Tharp had studied drafting in college, and now used that experience to help Heezen plot the lab’s collection of depth soundings onto a map of the North Atlantic Ocean. When she completed the map in 1952, she noticed something that neither she nor anyone else had ever seen before: A series of notches marked the center of the Mid-Atlantic Ridge, forming a long rift valley.
The finding marked a momentous breakthrough. The continental-drift hypothesis—the idea that the jigsaw fit of South America and Africa might suggest some ancient proximity—had been circulating for years, but had been largely dismissed. Tharp’s map of the Mid-Atlantic Ridge provided the most substantial physical evidence yet to confirm continental drift: The rift represented a space where new material had emerged from inside the earth, splitting the ridge and moving the continents on their tectonic plates. Felt does a fine job brewing up the scientific as well as the personal suspense behind the triumph of this moment—and challenging the standard account of the discovery, which delivers credit to Heezen and Ewing first and Tharp last. “You have shaken the foundations of geology,” the chairman of Princeton’s geology department told Heezen—not, one suspects, using the second-person plural.

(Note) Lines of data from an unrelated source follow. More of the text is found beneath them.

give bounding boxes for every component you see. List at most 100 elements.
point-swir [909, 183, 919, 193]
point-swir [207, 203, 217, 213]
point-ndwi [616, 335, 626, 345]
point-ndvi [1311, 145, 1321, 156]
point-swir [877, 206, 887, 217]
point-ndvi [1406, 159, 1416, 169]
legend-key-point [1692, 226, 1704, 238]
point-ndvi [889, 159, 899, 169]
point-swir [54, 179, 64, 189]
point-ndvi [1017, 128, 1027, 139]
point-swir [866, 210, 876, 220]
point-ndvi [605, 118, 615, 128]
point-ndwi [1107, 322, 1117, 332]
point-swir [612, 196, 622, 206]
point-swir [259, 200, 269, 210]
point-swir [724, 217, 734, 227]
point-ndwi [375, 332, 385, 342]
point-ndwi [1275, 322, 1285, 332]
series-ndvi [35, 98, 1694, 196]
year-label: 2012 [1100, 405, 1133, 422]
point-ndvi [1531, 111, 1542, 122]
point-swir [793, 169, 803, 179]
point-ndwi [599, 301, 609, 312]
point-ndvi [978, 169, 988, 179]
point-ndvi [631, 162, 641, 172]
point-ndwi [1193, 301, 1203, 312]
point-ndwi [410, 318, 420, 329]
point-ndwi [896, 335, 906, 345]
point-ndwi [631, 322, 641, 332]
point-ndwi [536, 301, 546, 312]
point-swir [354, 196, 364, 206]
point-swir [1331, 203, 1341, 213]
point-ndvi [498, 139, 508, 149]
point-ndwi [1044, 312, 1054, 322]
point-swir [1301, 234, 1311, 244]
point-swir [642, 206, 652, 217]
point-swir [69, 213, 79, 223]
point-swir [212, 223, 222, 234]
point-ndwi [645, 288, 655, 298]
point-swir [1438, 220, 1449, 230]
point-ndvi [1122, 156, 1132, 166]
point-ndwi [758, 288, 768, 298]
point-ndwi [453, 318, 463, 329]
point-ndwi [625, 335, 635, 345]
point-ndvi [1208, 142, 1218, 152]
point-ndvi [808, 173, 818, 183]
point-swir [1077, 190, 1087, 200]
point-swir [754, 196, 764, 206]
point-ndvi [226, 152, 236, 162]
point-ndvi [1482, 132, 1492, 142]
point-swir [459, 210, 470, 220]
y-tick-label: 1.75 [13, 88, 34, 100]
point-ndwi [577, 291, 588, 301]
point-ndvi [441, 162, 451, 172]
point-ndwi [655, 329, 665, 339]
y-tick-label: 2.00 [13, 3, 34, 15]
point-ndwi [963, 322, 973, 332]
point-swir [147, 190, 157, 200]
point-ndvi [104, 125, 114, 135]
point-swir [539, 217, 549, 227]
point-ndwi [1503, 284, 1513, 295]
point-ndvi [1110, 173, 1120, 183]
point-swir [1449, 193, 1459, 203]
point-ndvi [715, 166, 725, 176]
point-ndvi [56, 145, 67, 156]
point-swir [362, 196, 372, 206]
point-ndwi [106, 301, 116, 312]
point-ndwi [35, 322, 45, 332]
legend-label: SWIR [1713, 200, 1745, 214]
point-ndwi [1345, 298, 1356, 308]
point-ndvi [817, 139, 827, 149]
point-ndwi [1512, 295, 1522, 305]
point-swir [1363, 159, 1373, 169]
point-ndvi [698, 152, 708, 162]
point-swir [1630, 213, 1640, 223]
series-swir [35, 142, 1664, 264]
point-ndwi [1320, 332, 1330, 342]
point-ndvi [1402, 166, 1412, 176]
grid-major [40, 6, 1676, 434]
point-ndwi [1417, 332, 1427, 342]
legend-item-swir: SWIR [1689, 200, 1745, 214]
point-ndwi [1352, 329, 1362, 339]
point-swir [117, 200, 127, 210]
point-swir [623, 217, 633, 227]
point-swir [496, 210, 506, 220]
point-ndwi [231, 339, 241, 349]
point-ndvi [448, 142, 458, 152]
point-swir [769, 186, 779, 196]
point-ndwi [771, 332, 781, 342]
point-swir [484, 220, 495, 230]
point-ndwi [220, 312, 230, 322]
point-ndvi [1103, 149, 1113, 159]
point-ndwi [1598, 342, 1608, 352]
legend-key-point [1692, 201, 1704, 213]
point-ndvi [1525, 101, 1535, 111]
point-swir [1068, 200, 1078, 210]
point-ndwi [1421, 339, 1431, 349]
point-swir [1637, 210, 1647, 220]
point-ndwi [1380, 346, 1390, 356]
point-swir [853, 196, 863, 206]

Tharp’s career-defining discovery, coming relatively early in her life, means that the second half of Soundings is slower than the first: Tharp and Heezen spent the latter phase of their careers building out from their initial breakthrough, publishing explanatory papers, defending their ideas in new settings, contending with the gradual decline of their reputations (particularly at Columbia, where they were blackballed by the aggressive Doc Ewing)—all while continuing their unconventional life together as a couple. Felt writes that after Heezen died of a heart attack in 1977, “the final thirty years of [Tharp’s] life were spent silently cataloging the middle thirty years, filing papers and maps and letters and books and folders and photographs and all matter of things relating to that map and that man and her life with them.” But even while she worked to secure Heezen’s legacy, Tharp’s own stature in the field grew more tenuous. She was kicked off projects that she and Heezen had launched together, saw her discoveries written over in the history books (one author said she had “mindlessly drawn” the map of the rift valley), and was made redundant at Lamont. She died in 2006.
Three years later, Google Earth used her map to help expand its reach underwater, laying her drawings across the previously blank-blue stretches of the ocean. Now, the publication of this extensively researched and very warmhearted re-creation of Tharp’s life likewise fills out one previously blank region of our knowledge of scientific history. One wonders what other treasures still lie buried in the deep.
Britt Peterson is a writer in Washington, DC.